El cocinero e influencer gastronómico Pedro Lambertini compartió en redes una idea simple pero brillante: usar una misma base de sopa de calabaza para crear versiones completamente distintas, desde una francesa con queso azul hasta una thai con coco y lima.
La sopa de calabaza tiene algo que pocas recetas logran: es simple, económica, rápida y reconfortante. Pero además tiene otra ventaja enorme: funciona como una base perfecta para crear sabores completamente diferentes. Con apenas algunos cambios —una especia, un queso fuerte, leche de coco o un topping crocante— puede pasar de clásica y suave a picante, gourmet o asiática.
La base que sirve para todas las versiones
"Una sopa de calabaza también es una hoja en blanco capaz de adquirir múltiples personalidades. A una base de calabaza rehogada en aceite de oliva con un ajo aplastado se la puede llevar para muchos lados", explica el chef.
Todo empieza igual:
- aceite de oliva,
- un ajo aplastado,
- y cubos de calabaza.
Después se agregan caldo, sal y pimienta, y se cocina hasta que la calabaza esté tierna. Finalmente se mixea hasta lograr una crema suave.
A partir de ahí aparecen las distintas personalidades de la sopa.
1. La francesa: queso azul y cebollas caramelizadas
Una de las versiones más intensas y elegantes.
Lleva:
- vino blanco,
- crema,
- queso azul,
- y cebollas caramelizadas.
El contraste entre lo dulce de la calabaza y el sabor potente del queso hace que parezca una sopa de restaurante.
2. La thai: coco, lima y chile
Acá aparecen:
- jengibre,
- leche de coco,
- jugo de lima,
- cilantro,
- y chile.
La leche de coco vuelve la sopa mucho más sedosa y el toque ácido de la lima cambia completamente el plato.
3. La versión con chorizo crocante
Más contundente y perfecta para noches frías.
La sopa se perfuma con semillas de kümmel y se termina con:
- chorizo crocante salteado,
- y ciboulette fresca.
El crocante hace toda la diferencia.
4. La fit: queso crema y huevo poché
Más liviana, pero igual de reconfortante.
En lugar de crema lleva queso crema y se termina con:
- huevo poché,
- ciboulette,
- o verdeo fresco.
Una opción ideal para convertir la sopa en una comida completa.
5. La noisette: manteca tostada y avellanas
La más aromática de todas.
La manteca tostada aporta notas parecidas a frutos secos y combina perfecto con:
- avellanas tostadas,
- y pimienta negra recién molida.
6. La de pollo y curry
Una de las más completas y sabrosas.
Lleva:
- curry,
- jengibre,
- leche de coco,
- y trozos de pollo dorado.
Al final se suman:
- palta,
- cilantro,
- y lima.
El resultado queda entre sopa y guiso cremoso.

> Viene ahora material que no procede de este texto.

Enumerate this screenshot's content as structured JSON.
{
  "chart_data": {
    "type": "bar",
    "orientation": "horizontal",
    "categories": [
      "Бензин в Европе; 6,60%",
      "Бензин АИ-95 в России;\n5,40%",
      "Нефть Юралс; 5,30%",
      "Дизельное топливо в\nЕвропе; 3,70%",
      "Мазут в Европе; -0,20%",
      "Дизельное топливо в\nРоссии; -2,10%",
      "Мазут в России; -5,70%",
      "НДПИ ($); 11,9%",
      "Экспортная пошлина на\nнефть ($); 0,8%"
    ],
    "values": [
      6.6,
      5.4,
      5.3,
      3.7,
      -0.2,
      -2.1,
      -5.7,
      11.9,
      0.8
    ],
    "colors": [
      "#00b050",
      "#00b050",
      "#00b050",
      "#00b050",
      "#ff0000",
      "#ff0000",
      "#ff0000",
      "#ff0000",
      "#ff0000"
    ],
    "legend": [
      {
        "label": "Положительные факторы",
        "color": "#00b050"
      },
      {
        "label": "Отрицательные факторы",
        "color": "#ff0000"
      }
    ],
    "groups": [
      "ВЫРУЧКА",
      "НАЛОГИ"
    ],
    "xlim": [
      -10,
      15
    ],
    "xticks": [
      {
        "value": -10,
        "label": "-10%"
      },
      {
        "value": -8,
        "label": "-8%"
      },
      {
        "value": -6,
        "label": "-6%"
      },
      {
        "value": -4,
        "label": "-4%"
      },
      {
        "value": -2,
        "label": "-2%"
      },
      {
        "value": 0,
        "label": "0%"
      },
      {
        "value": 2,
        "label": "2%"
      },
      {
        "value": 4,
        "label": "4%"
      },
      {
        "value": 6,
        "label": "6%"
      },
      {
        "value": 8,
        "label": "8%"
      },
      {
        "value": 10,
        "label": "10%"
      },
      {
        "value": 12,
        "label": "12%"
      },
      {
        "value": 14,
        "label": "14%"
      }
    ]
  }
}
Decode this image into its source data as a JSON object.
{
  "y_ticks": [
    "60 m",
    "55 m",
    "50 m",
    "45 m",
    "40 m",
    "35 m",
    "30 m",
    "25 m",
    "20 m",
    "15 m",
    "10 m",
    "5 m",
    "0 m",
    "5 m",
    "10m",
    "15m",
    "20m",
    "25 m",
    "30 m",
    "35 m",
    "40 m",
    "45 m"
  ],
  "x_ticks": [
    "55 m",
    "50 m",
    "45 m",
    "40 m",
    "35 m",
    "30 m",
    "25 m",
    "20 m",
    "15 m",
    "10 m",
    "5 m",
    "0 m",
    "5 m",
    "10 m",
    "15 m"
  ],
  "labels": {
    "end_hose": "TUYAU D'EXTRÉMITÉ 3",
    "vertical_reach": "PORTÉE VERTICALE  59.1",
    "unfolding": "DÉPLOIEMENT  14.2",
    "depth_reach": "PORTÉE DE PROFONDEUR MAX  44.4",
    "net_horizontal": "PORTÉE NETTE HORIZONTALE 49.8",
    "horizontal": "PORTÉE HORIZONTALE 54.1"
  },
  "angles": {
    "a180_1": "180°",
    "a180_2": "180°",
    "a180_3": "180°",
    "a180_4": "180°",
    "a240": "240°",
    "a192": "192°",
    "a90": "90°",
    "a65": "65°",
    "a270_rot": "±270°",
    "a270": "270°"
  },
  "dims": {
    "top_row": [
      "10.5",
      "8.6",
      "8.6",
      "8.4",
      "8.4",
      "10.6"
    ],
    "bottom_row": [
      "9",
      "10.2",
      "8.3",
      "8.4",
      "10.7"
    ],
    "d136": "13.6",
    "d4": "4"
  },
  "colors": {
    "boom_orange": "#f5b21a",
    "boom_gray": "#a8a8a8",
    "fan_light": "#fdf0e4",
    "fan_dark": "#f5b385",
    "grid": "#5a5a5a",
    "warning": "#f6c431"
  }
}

7. La de calabaza y zanahoria con langostinos
Más sofisticada y muy visual.
La mezcla de calabaza y zanahoria se combina con:
- langostinos crocantes,
- chile,
- coco,
- y lima.
Perfecta para una cena especial.
8. La clásica mejorada
A veces alcanza con muy poco:
- pimienta negra,
- buen aceite de oliva,
- semillas tostadas,
- o un toque de limón.
La diferencia entre una sopa correcta y una inolvidable suele estar en el final.
Cómo convertir cualquier sopa de calabaza en algo mucho más rico
Hay una fórmula simple que funciona siempre:
- algo cremoso: crema, coco o queso,
- algo ácido: limón o lima,
- algo crocante : semillas, frutos secos o chorizo,
- algo fresco: hierbas,
- algo intenso: curry, queso azul o especias.
Con esa lógica, la misma olla puede convertirse en una receta distinta cada vez.
Y quizás esa sea la verdadera gracia de las sopas de invierno: que nunca tienen por qué ser aburridas.
Para inspirarse
"Cocinar no es seguir una receta. Es una combinación de criterio y destreza que permite, a partir de una idea, derivar en un plato", destaca Pedro en su post. Esta es una invitación a inspirarse, crear nuestras propias sopas de calabaza y descubrir cada día nuevos sabores en la cocina de casa.